Oil slicks off California coast span 9 miles as cleanup continues
Goleta, Calif. — An oil spill that fouled beaches and threatened wildlife along a scenic stretch of the California coast spread across 9 miles of ocean Wednesday as cleanup efforts began and federal regulators investigated how the pipeline leaked.
Workers in protective suits raked and shoveled stinky black goo off the beaches, while boats towed booms into place to corral the two slicks off the Santa Barbara coast where a much larger spill in 1969 — the largest in U.S. waters at the time — is credited with giving rise to the American environmental movement.
Up to 105,000 gallons spilled from an onshore pipe and a fifth of that — 21,000 gallons — reached the sea, according to estimates provided by officials.
Crude was flowing through the pipe at 84,000 gallons an hour when the leak was detected Tuesday. It took three hours to shut down, though company officials didn’t say how long it leaked before it was discovered or discuss the rate at which oil escaped.
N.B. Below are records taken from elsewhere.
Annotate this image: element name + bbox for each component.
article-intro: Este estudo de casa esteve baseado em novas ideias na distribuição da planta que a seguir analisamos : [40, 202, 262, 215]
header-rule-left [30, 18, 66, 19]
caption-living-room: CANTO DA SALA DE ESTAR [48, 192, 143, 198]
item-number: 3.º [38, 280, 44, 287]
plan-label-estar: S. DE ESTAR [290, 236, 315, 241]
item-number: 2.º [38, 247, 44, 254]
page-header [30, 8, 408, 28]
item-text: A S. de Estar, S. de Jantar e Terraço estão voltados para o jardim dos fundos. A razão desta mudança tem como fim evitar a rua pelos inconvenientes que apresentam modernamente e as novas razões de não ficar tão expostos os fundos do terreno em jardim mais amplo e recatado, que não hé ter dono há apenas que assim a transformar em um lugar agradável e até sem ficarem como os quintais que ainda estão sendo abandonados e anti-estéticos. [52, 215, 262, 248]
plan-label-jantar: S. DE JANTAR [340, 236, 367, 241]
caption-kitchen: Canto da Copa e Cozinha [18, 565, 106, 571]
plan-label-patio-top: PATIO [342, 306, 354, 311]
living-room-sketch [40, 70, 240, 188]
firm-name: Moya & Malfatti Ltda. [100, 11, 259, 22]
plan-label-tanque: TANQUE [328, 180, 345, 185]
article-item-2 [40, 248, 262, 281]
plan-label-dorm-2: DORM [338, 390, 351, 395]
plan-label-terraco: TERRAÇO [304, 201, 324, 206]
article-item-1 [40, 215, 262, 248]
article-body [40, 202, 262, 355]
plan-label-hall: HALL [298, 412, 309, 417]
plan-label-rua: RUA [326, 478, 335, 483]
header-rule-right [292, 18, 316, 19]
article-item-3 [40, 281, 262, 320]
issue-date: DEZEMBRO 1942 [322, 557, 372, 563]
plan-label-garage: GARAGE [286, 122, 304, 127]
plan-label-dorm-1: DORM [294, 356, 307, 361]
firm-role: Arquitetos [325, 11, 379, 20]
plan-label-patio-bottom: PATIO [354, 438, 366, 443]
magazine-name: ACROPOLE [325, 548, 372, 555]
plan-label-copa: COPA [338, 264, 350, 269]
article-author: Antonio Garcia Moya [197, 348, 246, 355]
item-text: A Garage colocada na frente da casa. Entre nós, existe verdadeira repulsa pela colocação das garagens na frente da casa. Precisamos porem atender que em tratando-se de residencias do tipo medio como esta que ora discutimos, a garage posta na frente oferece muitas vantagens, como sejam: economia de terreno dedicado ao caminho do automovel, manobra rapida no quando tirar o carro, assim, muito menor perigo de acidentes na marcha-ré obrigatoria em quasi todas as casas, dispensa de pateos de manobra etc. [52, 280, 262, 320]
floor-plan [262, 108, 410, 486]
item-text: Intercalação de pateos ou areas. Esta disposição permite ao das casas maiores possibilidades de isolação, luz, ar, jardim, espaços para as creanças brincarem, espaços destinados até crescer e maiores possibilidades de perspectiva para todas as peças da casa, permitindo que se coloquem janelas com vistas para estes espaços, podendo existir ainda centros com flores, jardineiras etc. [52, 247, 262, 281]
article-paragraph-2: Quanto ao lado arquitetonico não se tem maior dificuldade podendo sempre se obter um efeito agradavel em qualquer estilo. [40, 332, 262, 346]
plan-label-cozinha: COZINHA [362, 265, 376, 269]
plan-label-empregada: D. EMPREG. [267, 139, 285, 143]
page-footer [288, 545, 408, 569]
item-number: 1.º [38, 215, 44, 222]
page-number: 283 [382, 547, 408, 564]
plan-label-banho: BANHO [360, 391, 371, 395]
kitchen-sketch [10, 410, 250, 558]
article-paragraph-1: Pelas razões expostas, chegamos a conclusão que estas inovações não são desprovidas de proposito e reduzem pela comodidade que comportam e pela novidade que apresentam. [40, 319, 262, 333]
Federal regulators from the Department of Transportation, which oversees oil pipeline safety, investigated the leak’s cause, the pipe’s condition and the potential regulatory violations.
The 24-inch pipe built in 1991 had no previous problems and was thoroughly inspected in 2012, according to Plains All American Pipeline LP, which owns the pipe. The pipe underwent similar tests about two weeks ago, though the results had not been analyzed yet.
“Plains is taking responsibility and paying for everything associated with this spill,” said Darren Palmer, a district manager with the company.
There was no estimate on the cost of the cleanup or how long it might take.
Environmental damage was anticipated, but dead fish and oily birds had not been found in the calm seas or rocky coast by late morning, said Capt. Mark Crossland of the state Department of Fish and Wildlife.